Only two weeks ago, he was the honoured guest of President Jacques Chirac of France on Bastille day, when 400 troops from the Royal Moroccan Guard became the first soldiers from a former French protectorate to participate in the annual military parade.
King Hassan appeared wan and tired at the ceremony. Unlike the case in neighbouring Algeria, with whom he maintained tense relations, King Hassan had the good fortune of ruling a country which had not been torn apart by a colonial war. Morocco, which was a protectorate rather than a part of France like Algeria, gained independence under Mohammed V in 1956. King Hassan once told King Juan Carlos of Spain: "When I assumed the throne, people said I would not last more than six months." The most fierce challenge to his rule was a mutiny by his own armed forces led by General Oufkir in 1972.
The king dealt mercilessly with the army conspirators, sending them and their families to the infamous Tazmamart prison where they were tortured and starved. A left-wing revolt in the following year was put down just as brutally. Yet Hassan II drew authority - and even affection - from his status as a defender of the Prophet Muhammad and amir al-moumineen (commander of the faithful). In an autobiographical book entitled The Challenge, he wrote: "Moroccans need a popular monarch who governs. That is why the King governs in Morocco. The people would not understand if the King did not govern."
King Hassan gained favour in Washington by helping to facilitate the 1978 Camp David accord between Israel and Egypt.
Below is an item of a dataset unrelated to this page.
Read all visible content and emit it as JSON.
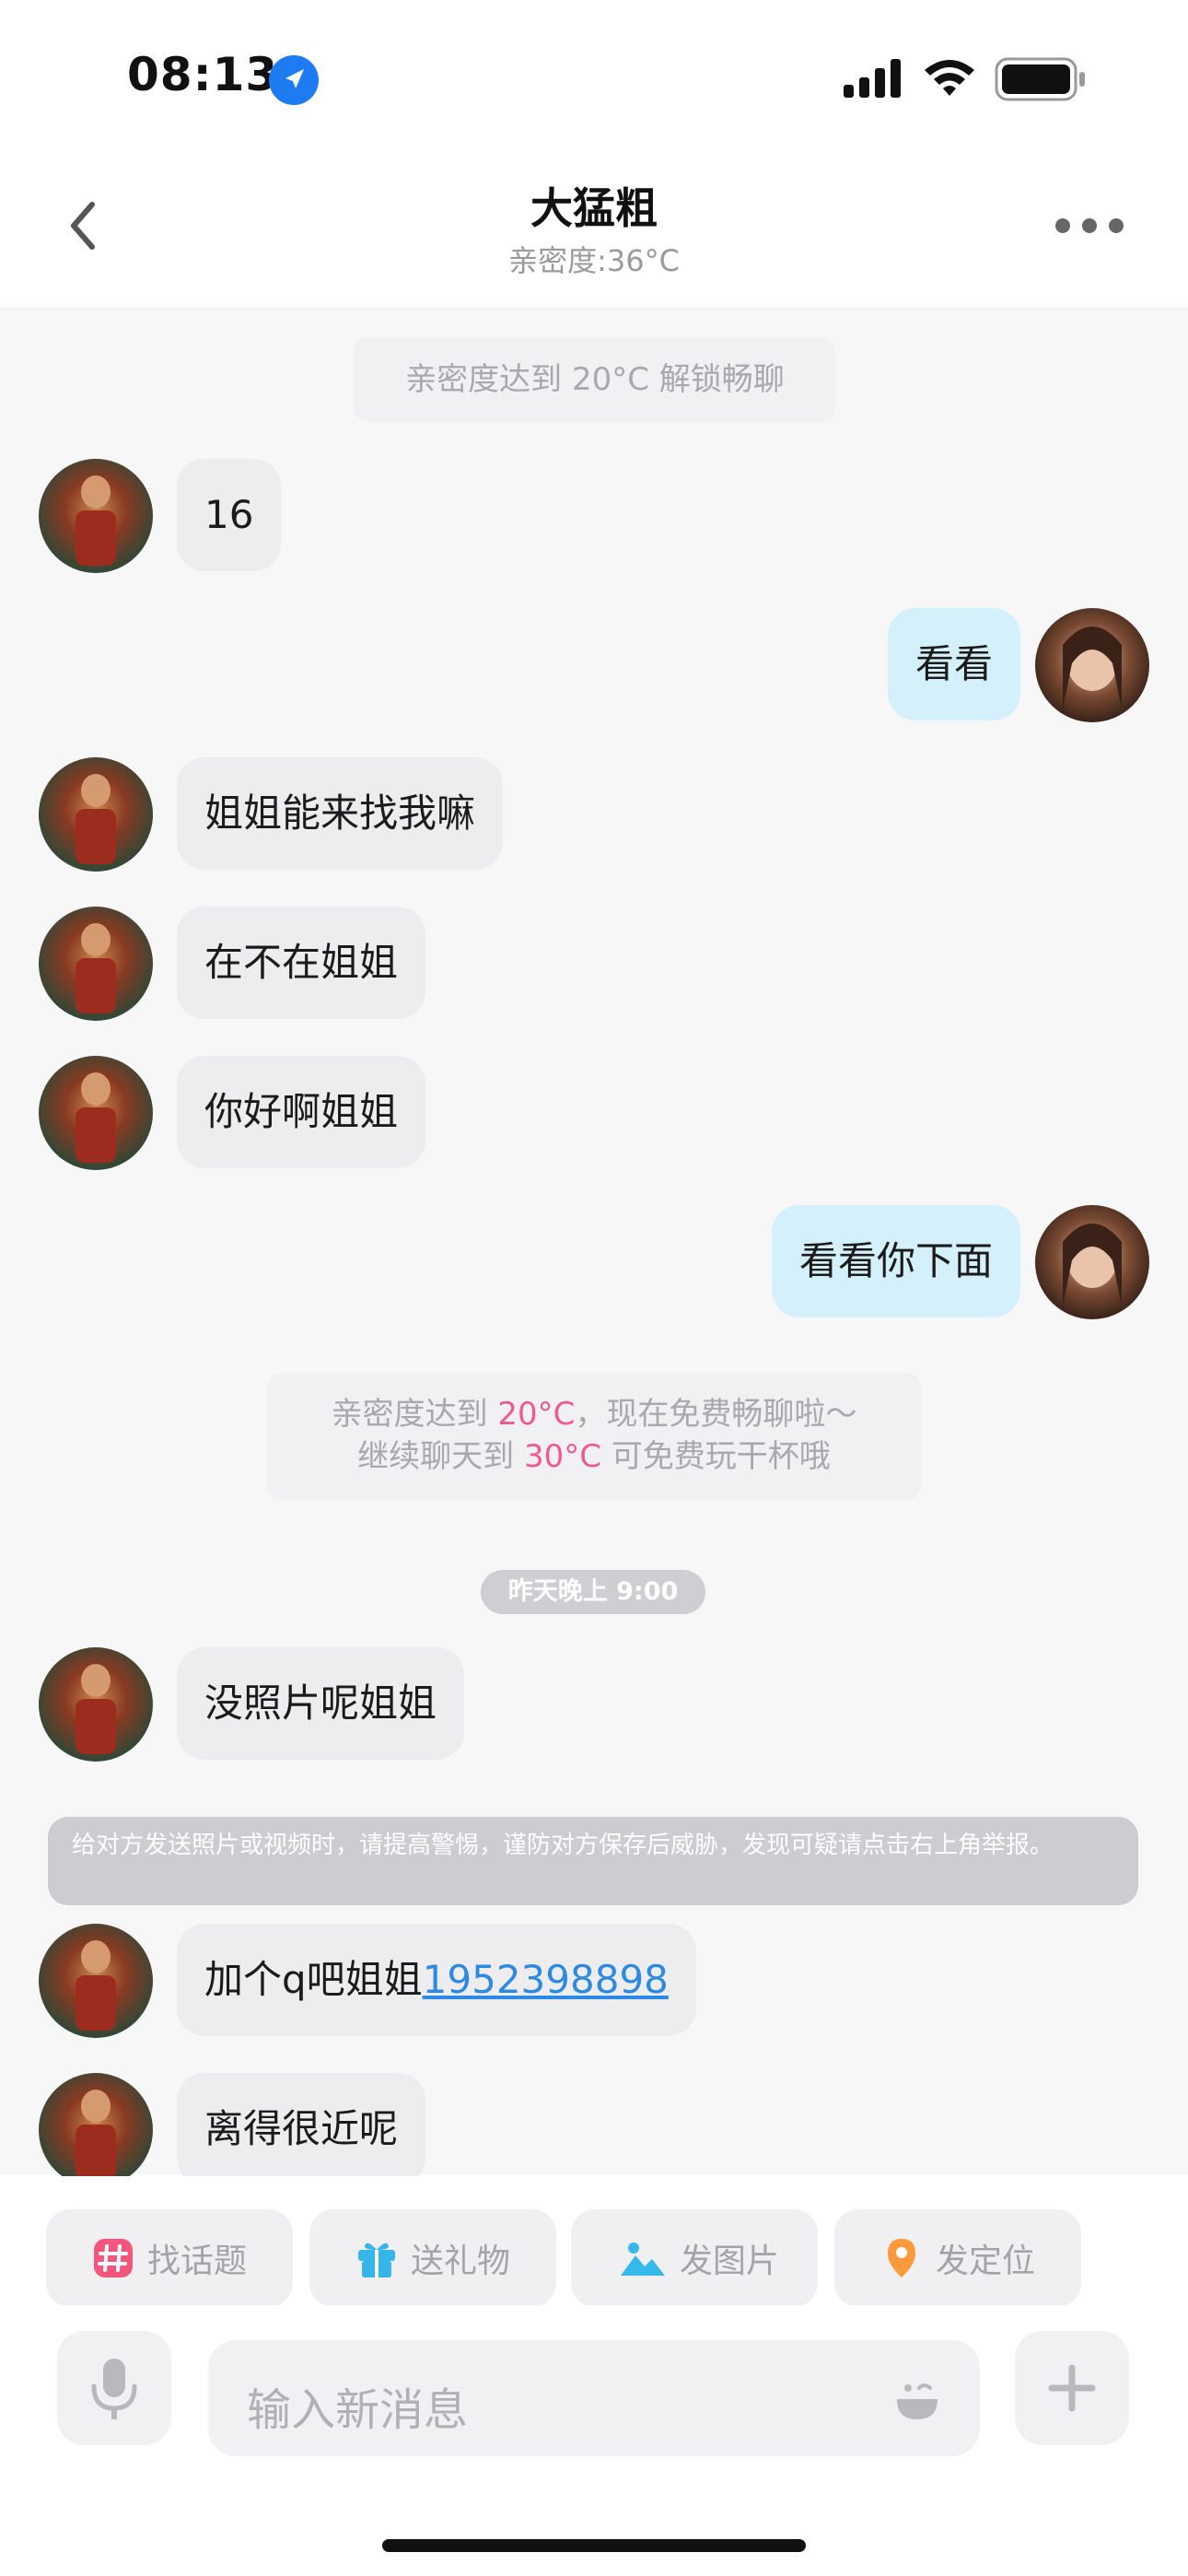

After the 1993 Israeli-Palestinian accord, he was the first Arab head of state to establish tentative, low level ties with Israel.
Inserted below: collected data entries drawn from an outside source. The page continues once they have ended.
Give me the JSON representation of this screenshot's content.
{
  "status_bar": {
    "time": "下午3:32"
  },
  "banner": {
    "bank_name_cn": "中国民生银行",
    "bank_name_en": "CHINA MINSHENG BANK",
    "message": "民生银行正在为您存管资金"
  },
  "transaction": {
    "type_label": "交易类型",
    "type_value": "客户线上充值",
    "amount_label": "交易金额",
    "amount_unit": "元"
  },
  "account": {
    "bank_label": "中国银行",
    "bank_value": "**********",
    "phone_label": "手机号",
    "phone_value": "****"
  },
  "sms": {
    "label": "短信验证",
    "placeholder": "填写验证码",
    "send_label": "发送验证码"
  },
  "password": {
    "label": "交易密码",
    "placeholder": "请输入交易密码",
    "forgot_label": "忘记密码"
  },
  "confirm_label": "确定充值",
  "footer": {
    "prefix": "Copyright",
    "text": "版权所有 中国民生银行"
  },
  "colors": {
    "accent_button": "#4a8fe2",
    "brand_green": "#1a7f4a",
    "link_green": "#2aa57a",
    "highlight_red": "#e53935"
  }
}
Bowing to western pressure, he freed more than 800 political prisoners in the early 1990s and commuted 195 death sentences. A 1995 constitutional referendum created a two-chamber parliament, and last year Mr Abderrahmane Youssoufi, a lawyer earlier imprisoned by King Hassan, became Morocco's first freely elected prime minister. The palace retained control over security and foreign policy. Dozens of Islamist activists remain imprisoned and King Hassan's death raises an excruciating question: without his authority will Morocco be able to escape the sort of instability that has nearly destroyed neighbouring Algeria?
The other great uncertainty facing Prince Sidi Mohammed is the future of the Western Sahara. In one of the world's longest-running wars, Morocco has for the past 20 years claimed the Western Sahara as its own territory, while Polisario guerrillas backed by Algiers still demand independence. United Nations efforts to hold a referendum have broken down.